FYI, I started experimenting with some code that tries to determine whether or not a repository has "interesting" content. A repository that only contains a README, LICENSE, ... is not interesting (in an initial contribution review context, we would skip an uninteresting repository until it becomes interesting). I'll likely push that update later today.
It might be helpful to include some metadata along with the list of repositories.
e.g., it would be helpful to know whether or not the repository isEmpty or hasInterestingContent
I suggested that we extend our existing Project API to ensure that all GitHub and Gitlab repos URLs are included in the body. This data should be available to us via the Dash database.
We used to track all the GitHub and GitLab repos in the PMI but over time, the purpose of those fields changed when we started to track GL groups and GH orgs.
This should not replace the existing GitLab and GitHub fields. The idea here is to merge these 2 datasets and remove duplicates.

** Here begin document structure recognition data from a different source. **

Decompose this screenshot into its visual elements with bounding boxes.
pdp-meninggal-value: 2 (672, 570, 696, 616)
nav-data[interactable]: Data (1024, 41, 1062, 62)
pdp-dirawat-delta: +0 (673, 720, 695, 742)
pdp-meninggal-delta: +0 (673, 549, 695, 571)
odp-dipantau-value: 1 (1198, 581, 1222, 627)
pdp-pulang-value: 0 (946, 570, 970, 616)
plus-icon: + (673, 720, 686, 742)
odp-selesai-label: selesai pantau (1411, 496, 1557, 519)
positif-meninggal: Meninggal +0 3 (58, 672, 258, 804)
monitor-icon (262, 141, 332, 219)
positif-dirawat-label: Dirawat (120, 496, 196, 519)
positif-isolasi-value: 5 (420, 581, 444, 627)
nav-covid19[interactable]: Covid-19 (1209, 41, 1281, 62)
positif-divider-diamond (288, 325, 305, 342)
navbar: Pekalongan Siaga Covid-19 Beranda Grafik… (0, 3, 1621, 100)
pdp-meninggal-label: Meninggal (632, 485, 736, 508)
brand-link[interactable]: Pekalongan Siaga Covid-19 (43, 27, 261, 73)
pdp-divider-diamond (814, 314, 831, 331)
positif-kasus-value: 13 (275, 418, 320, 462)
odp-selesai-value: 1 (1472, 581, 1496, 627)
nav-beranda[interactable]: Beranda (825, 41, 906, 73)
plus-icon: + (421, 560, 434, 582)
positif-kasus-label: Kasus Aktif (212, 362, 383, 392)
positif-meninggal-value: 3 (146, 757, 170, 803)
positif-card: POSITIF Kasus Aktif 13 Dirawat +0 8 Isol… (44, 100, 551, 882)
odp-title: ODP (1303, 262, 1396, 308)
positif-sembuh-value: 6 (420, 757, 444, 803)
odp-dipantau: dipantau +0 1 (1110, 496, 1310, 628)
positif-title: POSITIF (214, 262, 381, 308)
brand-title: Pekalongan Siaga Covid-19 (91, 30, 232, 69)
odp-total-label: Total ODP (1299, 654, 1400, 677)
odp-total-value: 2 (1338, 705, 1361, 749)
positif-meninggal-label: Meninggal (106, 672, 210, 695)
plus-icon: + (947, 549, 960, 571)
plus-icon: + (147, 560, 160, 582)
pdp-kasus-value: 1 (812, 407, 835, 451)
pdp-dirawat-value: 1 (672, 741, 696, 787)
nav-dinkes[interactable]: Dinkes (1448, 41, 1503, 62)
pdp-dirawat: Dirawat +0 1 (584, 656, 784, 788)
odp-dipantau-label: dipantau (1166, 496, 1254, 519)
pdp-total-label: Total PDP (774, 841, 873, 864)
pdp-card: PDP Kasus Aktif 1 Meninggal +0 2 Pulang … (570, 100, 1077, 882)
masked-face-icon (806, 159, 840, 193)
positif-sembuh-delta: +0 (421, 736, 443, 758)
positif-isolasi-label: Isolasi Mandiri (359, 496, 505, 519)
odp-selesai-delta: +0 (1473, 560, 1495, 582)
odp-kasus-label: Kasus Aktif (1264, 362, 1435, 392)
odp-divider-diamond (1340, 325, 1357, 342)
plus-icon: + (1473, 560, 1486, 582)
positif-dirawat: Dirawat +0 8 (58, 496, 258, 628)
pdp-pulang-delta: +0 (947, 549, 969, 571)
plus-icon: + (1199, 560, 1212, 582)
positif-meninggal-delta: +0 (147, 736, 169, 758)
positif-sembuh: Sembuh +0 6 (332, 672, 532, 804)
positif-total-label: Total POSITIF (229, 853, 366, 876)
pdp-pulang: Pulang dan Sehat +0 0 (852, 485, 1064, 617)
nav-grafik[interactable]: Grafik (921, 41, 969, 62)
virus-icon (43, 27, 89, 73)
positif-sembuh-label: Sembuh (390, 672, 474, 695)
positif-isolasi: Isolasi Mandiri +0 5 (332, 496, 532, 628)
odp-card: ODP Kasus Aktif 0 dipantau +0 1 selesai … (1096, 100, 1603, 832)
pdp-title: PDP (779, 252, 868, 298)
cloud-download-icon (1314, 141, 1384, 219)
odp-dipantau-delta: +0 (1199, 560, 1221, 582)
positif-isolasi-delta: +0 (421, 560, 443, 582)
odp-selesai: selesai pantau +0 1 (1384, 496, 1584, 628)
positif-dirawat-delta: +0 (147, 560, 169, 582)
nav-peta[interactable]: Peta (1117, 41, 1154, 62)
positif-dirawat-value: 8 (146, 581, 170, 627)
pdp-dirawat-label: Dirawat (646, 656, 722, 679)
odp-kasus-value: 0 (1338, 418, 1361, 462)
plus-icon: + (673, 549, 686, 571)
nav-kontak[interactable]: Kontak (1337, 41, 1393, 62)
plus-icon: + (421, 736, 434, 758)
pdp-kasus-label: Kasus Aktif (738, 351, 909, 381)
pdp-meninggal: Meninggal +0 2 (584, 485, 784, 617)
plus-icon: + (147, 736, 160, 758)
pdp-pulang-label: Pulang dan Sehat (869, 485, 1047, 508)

These changes may have an impact on our sync script. We will need to ensure that @zacharysabourin and @malowe are involved before we deploy any changes to our API.
I plan to make this an MBO for us to implement this functionality in D9 in Q1. It will go live when the PMI D9 is ready for production.
@epoirier Can you share a link from staging to allow @wbeaton and @bbaldassari2kd to review the changes and provide feedback on the format if they have any special requirements?